A l’heure où le Royaume-Uni externalise sa politique d’asile au Rwanda et planifie un deuxième vol d’expulsion à la mi-juillet, la situation à Calais se fait toujours plus critique. Pour les migrant.e.s mais aussi pour le personnel des ONG qui les accompagnent. Une équipe d’EuroMed Droits s’est rendue sur place pour faire le point.

A l’origine d’une vague d’indignation, la politique migratoire du gouvernement britannique charrie désormais son lot de peurs et ses effets de sidération jusque sur le rivage de la côte française. A Calais, l’annonce par Londres du transfert vers le Rwanda des demandeur.se.s d’asile arrivé.e.s de manière irrégulière sur le sol britannique depuis le 1er janvier a fait l’effet d’un électrochoc.

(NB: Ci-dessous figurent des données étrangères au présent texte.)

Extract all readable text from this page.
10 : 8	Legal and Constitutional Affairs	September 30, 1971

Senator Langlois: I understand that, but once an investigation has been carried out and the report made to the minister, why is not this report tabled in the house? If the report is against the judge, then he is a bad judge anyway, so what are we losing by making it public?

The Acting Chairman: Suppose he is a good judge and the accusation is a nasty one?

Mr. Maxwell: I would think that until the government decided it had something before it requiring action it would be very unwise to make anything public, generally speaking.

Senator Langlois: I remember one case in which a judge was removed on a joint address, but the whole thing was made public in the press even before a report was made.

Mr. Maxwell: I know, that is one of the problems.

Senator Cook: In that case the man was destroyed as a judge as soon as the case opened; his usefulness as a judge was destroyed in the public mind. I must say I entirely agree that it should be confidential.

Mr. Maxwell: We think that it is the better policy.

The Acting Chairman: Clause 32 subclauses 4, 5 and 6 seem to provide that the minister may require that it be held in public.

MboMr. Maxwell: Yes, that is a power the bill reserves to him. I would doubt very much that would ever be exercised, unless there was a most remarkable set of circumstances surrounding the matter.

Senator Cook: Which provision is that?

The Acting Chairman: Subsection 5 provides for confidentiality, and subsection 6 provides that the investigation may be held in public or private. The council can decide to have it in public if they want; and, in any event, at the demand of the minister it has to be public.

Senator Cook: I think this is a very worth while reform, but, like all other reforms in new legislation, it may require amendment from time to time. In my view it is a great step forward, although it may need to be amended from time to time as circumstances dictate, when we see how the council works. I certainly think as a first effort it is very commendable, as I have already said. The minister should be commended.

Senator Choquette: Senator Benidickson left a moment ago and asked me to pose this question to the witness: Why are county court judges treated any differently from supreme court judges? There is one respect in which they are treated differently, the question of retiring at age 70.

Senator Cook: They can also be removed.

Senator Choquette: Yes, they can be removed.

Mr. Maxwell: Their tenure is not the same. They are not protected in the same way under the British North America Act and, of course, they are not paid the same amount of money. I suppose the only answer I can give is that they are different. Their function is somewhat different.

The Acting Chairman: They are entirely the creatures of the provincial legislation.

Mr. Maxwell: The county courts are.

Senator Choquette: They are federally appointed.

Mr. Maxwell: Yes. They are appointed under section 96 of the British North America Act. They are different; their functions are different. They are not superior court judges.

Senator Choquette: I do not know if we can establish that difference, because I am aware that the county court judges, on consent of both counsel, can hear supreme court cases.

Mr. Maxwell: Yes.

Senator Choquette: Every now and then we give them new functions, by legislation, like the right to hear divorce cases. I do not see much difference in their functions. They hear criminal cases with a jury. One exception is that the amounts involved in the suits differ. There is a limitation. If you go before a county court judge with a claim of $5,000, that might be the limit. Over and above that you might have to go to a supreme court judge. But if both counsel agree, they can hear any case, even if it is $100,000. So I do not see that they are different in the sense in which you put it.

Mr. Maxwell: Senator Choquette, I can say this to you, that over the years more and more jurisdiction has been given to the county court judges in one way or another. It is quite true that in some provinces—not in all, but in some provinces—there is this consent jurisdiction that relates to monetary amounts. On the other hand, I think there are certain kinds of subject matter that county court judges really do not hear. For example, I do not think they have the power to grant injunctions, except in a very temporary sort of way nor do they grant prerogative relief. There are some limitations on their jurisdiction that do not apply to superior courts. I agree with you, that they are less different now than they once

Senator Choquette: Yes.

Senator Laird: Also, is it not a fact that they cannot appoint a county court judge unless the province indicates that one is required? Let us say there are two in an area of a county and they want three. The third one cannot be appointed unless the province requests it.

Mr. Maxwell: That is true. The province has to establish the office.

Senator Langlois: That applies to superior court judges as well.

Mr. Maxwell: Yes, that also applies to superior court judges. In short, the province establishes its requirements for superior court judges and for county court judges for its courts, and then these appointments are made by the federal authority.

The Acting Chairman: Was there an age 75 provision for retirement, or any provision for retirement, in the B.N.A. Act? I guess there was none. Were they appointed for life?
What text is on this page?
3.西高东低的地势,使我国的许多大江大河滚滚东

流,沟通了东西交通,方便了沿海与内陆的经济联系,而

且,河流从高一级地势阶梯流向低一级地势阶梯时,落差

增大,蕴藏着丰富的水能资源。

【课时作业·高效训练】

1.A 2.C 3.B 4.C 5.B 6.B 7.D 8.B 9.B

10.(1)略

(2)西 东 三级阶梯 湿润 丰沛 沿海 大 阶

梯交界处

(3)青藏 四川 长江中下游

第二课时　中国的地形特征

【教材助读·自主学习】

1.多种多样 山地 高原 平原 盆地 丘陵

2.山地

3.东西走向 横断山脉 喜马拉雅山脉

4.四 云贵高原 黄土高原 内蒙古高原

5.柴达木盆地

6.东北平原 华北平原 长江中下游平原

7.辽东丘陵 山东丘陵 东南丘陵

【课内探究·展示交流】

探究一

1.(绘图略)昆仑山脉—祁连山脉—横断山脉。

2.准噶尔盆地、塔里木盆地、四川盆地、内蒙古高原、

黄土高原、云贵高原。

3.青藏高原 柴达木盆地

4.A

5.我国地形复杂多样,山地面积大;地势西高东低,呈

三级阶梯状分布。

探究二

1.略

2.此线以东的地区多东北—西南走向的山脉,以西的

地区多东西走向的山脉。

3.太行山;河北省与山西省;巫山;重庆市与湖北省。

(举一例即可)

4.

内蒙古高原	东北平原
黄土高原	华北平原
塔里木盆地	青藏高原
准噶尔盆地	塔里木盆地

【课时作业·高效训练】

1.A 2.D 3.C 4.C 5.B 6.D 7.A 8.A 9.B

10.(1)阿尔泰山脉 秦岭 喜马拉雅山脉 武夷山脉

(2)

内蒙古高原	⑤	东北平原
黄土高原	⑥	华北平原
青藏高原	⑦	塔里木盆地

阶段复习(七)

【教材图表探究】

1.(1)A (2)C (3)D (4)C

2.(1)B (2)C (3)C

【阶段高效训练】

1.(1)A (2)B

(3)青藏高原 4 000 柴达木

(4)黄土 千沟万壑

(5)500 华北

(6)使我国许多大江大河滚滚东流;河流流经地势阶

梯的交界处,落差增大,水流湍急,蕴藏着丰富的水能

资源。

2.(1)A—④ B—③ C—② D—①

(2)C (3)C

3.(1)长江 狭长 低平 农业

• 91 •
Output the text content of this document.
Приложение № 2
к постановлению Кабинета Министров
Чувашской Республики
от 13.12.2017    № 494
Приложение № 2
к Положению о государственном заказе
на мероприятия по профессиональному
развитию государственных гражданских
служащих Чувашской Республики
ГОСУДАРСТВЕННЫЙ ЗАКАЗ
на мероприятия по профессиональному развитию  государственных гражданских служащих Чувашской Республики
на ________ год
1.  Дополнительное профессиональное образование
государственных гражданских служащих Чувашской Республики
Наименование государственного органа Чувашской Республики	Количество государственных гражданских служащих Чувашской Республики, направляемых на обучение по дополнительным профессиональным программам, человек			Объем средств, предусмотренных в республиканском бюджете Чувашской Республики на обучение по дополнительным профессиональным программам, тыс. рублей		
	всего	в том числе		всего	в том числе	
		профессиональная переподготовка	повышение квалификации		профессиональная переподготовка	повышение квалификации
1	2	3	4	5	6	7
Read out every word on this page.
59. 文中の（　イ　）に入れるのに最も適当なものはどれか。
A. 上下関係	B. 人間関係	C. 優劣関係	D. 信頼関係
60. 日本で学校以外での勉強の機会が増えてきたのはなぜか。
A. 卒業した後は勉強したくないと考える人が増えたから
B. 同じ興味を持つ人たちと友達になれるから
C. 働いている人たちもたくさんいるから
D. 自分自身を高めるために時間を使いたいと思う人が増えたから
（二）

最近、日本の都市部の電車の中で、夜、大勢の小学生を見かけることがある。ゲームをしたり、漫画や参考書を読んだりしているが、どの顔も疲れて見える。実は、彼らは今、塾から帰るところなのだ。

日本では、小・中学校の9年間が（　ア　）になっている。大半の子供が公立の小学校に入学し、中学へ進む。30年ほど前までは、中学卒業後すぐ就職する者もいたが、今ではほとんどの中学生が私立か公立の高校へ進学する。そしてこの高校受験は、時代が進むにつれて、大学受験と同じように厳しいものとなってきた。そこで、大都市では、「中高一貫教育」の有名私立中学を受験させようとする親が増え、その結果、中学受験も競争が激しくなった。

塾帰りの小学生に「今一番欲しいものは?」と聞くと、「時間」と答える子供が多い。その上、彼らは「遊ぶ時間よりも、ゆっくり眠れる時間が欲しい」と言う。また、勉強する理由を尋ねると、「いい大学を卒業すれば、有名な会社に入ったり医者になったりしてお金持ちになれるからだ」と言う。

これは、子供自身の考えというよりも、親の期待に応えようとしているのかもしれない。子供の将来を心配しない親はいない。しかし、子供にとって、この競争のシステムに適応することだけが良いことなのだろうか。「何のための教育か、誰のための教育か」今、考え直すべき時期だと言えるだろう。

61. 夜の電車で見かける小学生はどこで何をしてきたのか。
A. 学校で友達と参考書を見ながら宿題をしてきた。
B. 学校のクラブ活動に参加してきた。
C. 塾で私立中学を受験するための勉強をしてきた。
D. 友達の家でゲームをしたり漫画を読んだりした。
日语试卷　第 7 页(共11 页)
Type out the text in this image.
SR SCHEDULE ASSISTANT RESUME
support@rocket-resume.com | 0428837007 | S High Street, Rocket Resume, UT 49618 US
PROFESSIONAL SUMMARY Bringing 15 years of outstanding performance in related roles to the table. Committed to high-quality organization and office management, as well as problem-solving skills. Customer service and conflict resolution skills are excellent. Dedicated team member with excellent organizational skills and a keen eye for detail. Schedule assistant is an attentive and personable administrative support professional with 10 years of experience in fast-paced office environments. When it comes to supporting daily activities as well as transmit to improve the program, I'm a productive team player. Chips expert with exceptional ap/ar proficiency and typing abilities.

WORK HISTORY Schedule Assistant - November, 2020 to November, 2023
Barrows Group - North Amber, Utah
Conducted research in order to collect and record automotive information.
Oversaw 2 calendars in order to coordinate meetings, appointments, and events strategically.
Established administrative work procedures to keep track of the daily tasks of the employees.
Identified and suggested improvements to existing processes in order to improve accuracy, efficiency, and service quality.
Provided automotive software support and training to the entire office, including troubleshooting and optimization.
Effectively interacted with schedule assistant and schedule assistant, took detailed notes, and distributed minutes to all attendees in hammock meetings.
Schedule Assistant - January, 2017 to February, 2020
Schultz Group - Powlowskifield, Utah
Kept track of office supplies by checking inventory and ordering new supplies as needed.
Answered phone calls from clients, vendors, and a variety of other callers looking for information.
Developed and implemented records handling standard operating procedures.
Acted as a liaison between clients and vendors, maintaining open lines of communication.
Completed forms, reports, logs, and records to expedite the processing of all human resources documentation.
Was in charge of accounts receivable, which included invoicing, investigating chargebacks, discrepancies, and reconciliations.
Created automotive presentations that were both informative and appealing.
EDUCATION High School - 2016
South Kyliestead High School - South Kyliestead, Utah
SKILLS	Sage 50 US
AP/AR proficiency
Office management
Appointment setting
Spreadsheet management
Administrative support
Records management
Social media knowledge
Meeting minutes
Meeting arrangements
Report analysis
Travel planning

Même si pour l’heure le premier vol est resté cloué au sol suite à des recours devant la Cour européenne des droits de l’Homme (CEDH), le gouvernement a annoncé qu’un deuxième vol était prévu pour juillet 2022 afin d’expulser des demandeur.se.s d’asile vers le Rwanda, et ce, avant que les tribunaux ne se soient prononcés sur la légalité de cet accord.

Salarié.e.s du monde associatif, bénévoles, chercheur.e.s, juristes. Toutes et tous témoignent des nombreuses interrogations sur cette nouvelle loi et ses implications qui surgissent chez les exilé.e.s lors des distributions de nourriture ou autres moments collectifs. Une agitation à laquelle succède un silence éloquent et la peur de témoigner (y compris sous couverts d’anonymat) de ces mêmes exilé.e.s dès lors que les micros sont ouverts. Ces dernières semaines, certain.e.s sont même allé.e.s jusqu’à commettre le geste ultime. Plusieurs personnes, rongées par le désespoir, se trouvent à présent en situation critique au Royaume-Uni après avoir tenté d’intenter à leur vie.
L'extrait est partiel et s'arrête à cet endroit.